SMASHING a car into a wall might not sound like art.
But that’s exactly what Italian sculptor Mario Merz did with his Simca 1000 in 1969.
Now, and for the first time in almost 30 years, the work called Automobile Pierced by Neon will go on display at the Henry Moore Institute in Leeds.
It is part of an exhibition called Mario Merz: What is to be done? which opens next month at the sculpture gallery in The Headrow.
The shows features 12 works created between 1966 to 1977 by the maverick artist who died in 2003 aged 78.
Communications manager Adelle Stripe said: “It’s a coup for us as it’s the first time in almost 30 years that he’s been exhibited in Britain.
“Mario Merz was imprisoned for his anti-facist views in 1942. It was while inside that he became an artist.
“He started doing complete drawings where he wouldn’t lift the pencil off the page until they were finished.

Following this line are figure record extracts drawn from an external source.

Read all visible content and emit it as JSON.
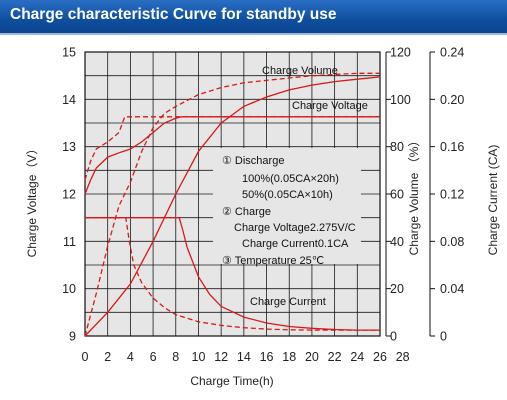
{
  "header": {
    "title": "Charge characteristic Curve for standby use"
  },
  "colors": {
    "curve": "#d81818",
    "grid": "#1a1a1a",
    "plot_bg": "#e6e6e6",
    "header": "#1458a6"
  },
  "chart_data": {
    "type": "line",
    "xlabel": "Charge Time(h)",
    "ylabel_left": "Charge Voltage（V）",
    "ylabel_right1": "Charge Volume （%）",
    "ylabel_right2": "Charge Current (CA)",
    "xlim": [
      0,
      26
    ],
    "ylim_voltage": [
      9,
      15
    ],
    "ylim_volume": [
      0,
      120
    ],
    "ylim_current": [
      0,
      0.24
    ],
    "x_ticks": [
      "0",
      "2",
      "4",
      "6",
      "8",
      "10",
      "12",
      "14",
      "16",
      "18",
      "20",
      "22",
      "24",
      "26",
      "28"
    ],
    "voltage_ticks": [
      "9",
      "10",
      "11",
      "12",
      "13",
      "14",
      "15"
    ],
    "volume_ticks": [
      "0",
      "20",
      "40",
      "60",
      "80",
      "100",
      "120"
    ],
    "current_ticks": [
      "0",
      "0.04",
      "0.08",
      "0.12",
      "0.16",
      "0.20",
      "0.24"
    ],
    "grid": true,
    "annotations": [
      "①  Discharge",
      "100%(0.05CA×20h)",
      "50%(0.05CA×10h)",
      "②  Charge",
      "Charge Voltage2.275V/C",
      "Charge Current0.1CA",
      "③  Temperature 25℃"
    ],
    "curve_labels": {
      "volume": "Charge Volume",
      "voltage": "Charge Voltage",
      "current": "Charge Current"
    },
    "series": [
      {
        "label": "Charge Voltage",
        "axis": "voltage",
        "style": "solid",
        "points": [
          [
            0,
            12.0
          ],
          [
            0.5,
            12.3
          ],
          [
            1,
            12.55
          ],
          [
            2,
            12.78
          ],
          [
            3,
            12.87
          ],
          [
            4,
            12.95
          ],
          [
            5,
            13.1
          ],
          [
            6,
            13.3
          ],
          [
            7,
            13.5
          ],
          [
            8,
            13.6
          ],
          [
            8.5,
            13.63
          ],
          [
            26,
            13.63
          ]
        ]
      },
      {
        "label": "Charge Voltage",
        "axis": "voltage",
        "style": "dashed",
        "points": [
          [
            0,
            12.3
          ],
          [
            0.5,
            12.7
          ],
          [
            1,
            12.95
          ],
          [
            2,
            13.1
          ],
          [
            3,
            13.3
          ],
          [
            3.5,
            13.63
          ],
          [
            26,
            13.63
          ]
        ]
      },
      {
        "label": "Charge Volume",
        "axis": "volume",
        "style": "solid",
        "points": [
          [
            0,
            0
          ],
          [
            2,
            10
          ],
          [
            4,
            22
          ],
          [
            6,
            40
          ],
          [
            8,
            60
          ],
          [
            10,
            78
          ],
          [
            12,
            90
          ],
          [
            14,
            97
          ],
          [
            16,
            101
          ],
          [
            18,
            104
          ],
          [
            20,
            106
          ],
          [
            22,
            107.5
          ],
          [
            24,
            108.5
          ],
          [
            26,
            109.5
          ]
        ]
      },
      {
        "label": "Charge Volume",
        "axis": "volume",
        "style": "dashed",
        "points": [
          [
            0,
            0
          ],
          [
            1,
            18
          ],
          [
            2,
            38
          ],
          [
            3,
            55
          ],
          [
            4,
            65
          ],
          [
            5,
            78
          ],
          [
            6,
            88
          ],
          [
            7,
            94
          ],
          [
            8,
            97
          ],
          [
            10,
            102
          ],
          [
            12,
            105
          ],
          [
            14,
            107
          ],
          [
            16,
            108
          ],
          [
            18,
            109
          ],
          [
            20,
            110
          ],
          [
            22,
            110.5
          ],
          [
            24,
            111
          ],
          [
            26,
            111
          ]
        ]
      },
      {
        "label": "Charge Current",
        "axis": "current",
        "style": "solid",
        "points": [
          [
            0,
            0.1
          ],
          [
            8.3,
            0.1
          ],
          [
            8.6,
            0.09
          ],
          [
            9,
            0.075
          ],
          [
            10,
            0.05
          ],
          [
            11,
            0.035
          ],
          [
            12,
            0.025
          ],
          [
            14,
            0.016
          ],
          [
            16,
            0.011
          ],
          [
            18,
            0.008
          ],
          [
            20,
            0.0065
          ],
          [
            22,
            0.0055
          ],
          [
            24,
            0.005
          ],
          [
            26,
            0.005
          ]
        ]
      },
      {
        "label": "Charge Current",
        "axis": "current",
        "style": "dashed",
        "points": [
          [
            0,
            0.1
          ],
          [
            3.6,
            0.1
          ],
          [
            3.9,
            0.08
          ],
          [
            4.3,
            0.06
          ],
          [
            5,
            0.045
          ],
          [
            6,
            0.032
          ],
          [
            7,
            0.024
          ],
          [
            8,
            0.018
          ],
          [
            10,
            0.012
          ],
          [
            12,
            0.009
          ],
          [
            14,
            0.007
          ],
          [
            16,
            0.0058
          ],
          [
            18,
            0.0052
          ],
          [
            20,
            0.005
          ],
          [
            22,
            0.005
          ],
          [
            24,
            0.005
          ],
          [
            26,
            0.005
          ]
        ]
      }
    ]
  }
}
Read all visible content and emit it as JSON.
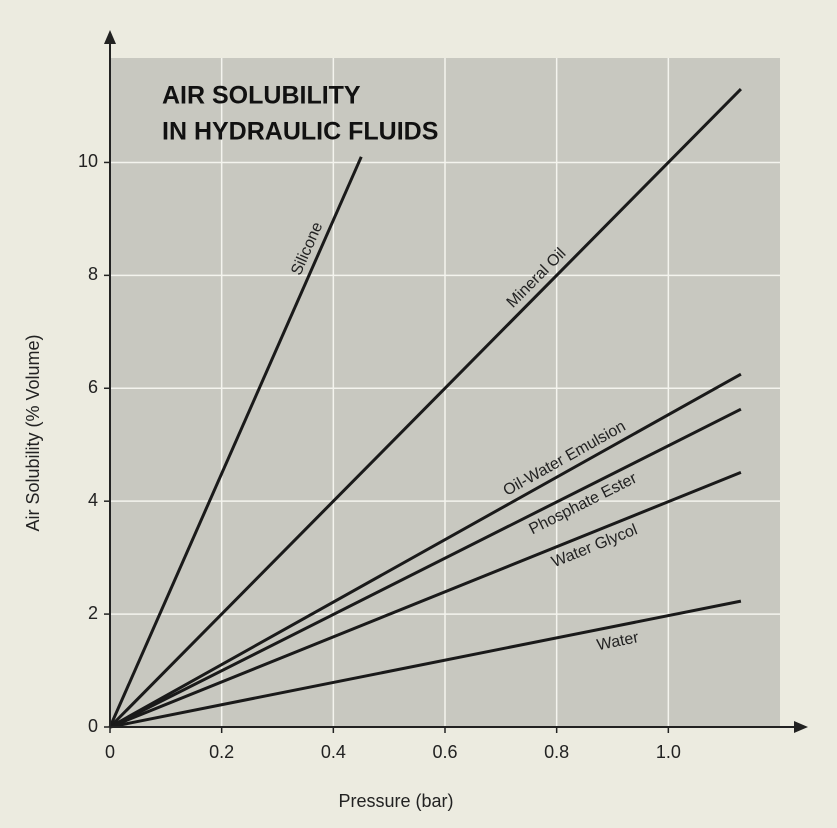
{
  "chart_data": {
    "type": "line",
    "title": [
      "AIR SOLUBILITY",
      "IN HYDRAULIC FLUIDS"
    ],
    "x_label": "Pressure (bar)",
    "y_label": "Air Solubility (% Volume)",
    "xlim": [
      0,
      1.2
    ],
    "ylim": [
      0,
      11.85
    ],
    "xticks": [
      0,
      0.2,
      0.4,
      0.6,
      {
        "value": 1,
        "label": "1.0"
      },
      0.8
    ],
    "yticks": [
      0,
      2,
      4,
      6,
      8,
      10
    ],
    "grid": true,
    "series": [
      {
        "name": "Silicone",
        "color": "#1a1a1a",
        "x": [
          0,
          0.45
        ],
        "values": [
          0,
          10.1
        ]
      },
      {
        "name": "Mineral Oil",
        "color": "#1a1a1a",
        "x": [
          0,
          1.13
        ],
        "values": [
          0,
          11.3
        ]
      },
      {
        "name": "Oil-Water Emulsion",
        "color": "#1a1a1a",
        "x": [
          0,
          1.13
        ],
        "values": [
          0,
          6.25
        ]
      },
      {
        "name": "Phosphate Ester",
        "color": "#1a1a1a",
        "x": [
          0,
          1.13
        ],
        "values": [
          0,
          5.63
        ]
      },
      {
        "name": "Water Glycol",
        "color": "#1a1a1a",
        "x": [
          0,
          1.13
        ],
        "values": [
          0,
          4.51
        ]
      },
      {
        "name": "Water",
        "color": "#1a1a1a",
        "x": [
          0,
          1.13
        ],
        "values": [
          0,
          2.23
        ]
      }
    ]
  }
}
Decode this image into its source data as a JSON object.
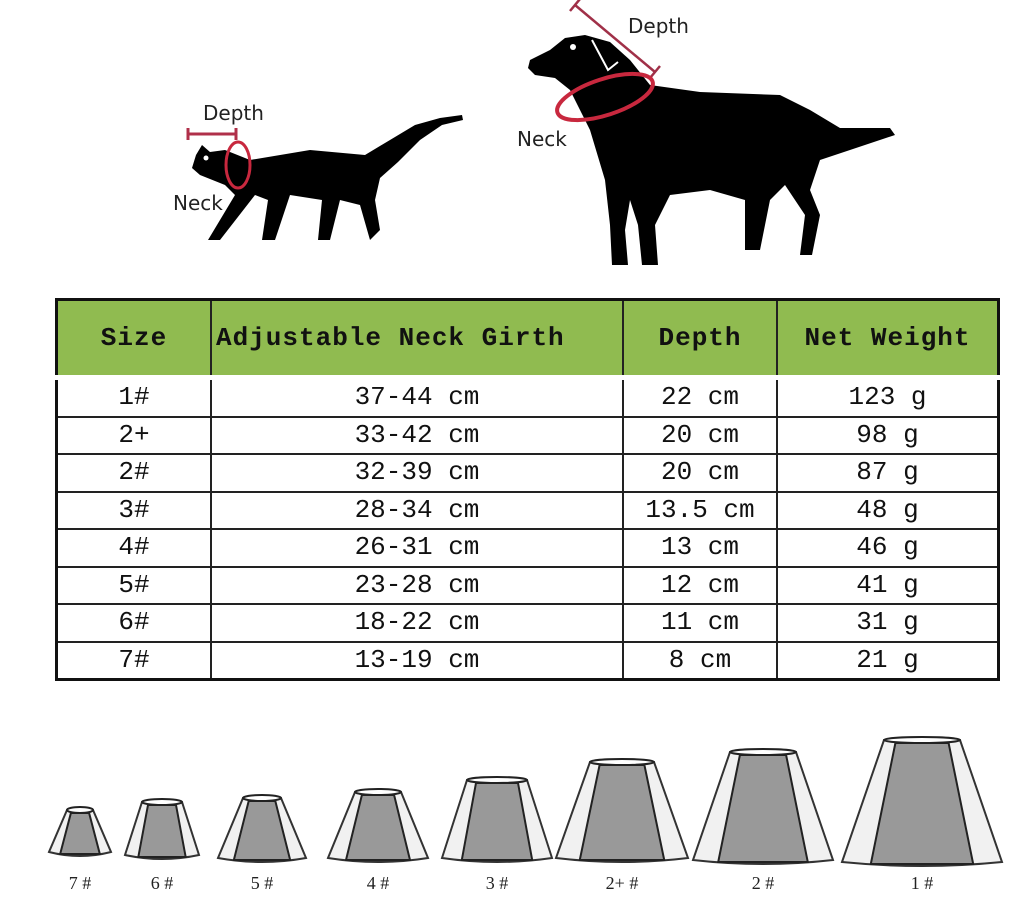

“Then he moved to sculpture and was part of the Arte Povera movement, which means Poverty Art, in the 1960s which was a loose grouping of Italian artists who got together after the Second World War.
“We are looking at his neon works. He was the first to use neon lighting in his sculpture which later inspired some of Tracey Emin’s works.
“Mario Merz drove the car across Italy then crashed it and put a neon light in it.
“We are currently arranging to bring it over but it’s quite fragile so it will be a very careful operation.”
It is the first major exhibition curated by Lisa Le Feuvre, the institute’s new head of sculpture studies.
And a film by Tacita Dean of Mario Merz shot shortly before his death will be shown in the institute’s Gallery 4 to show the man behind the art.
Ms Stripe said: “Mario Merz was kind of obsessed on naturally occurring numbers in nature, this was known in Italian as Fibonacci.
“I think it’s going to be a really interesting show and the use of neon will catch people’s imaginations.”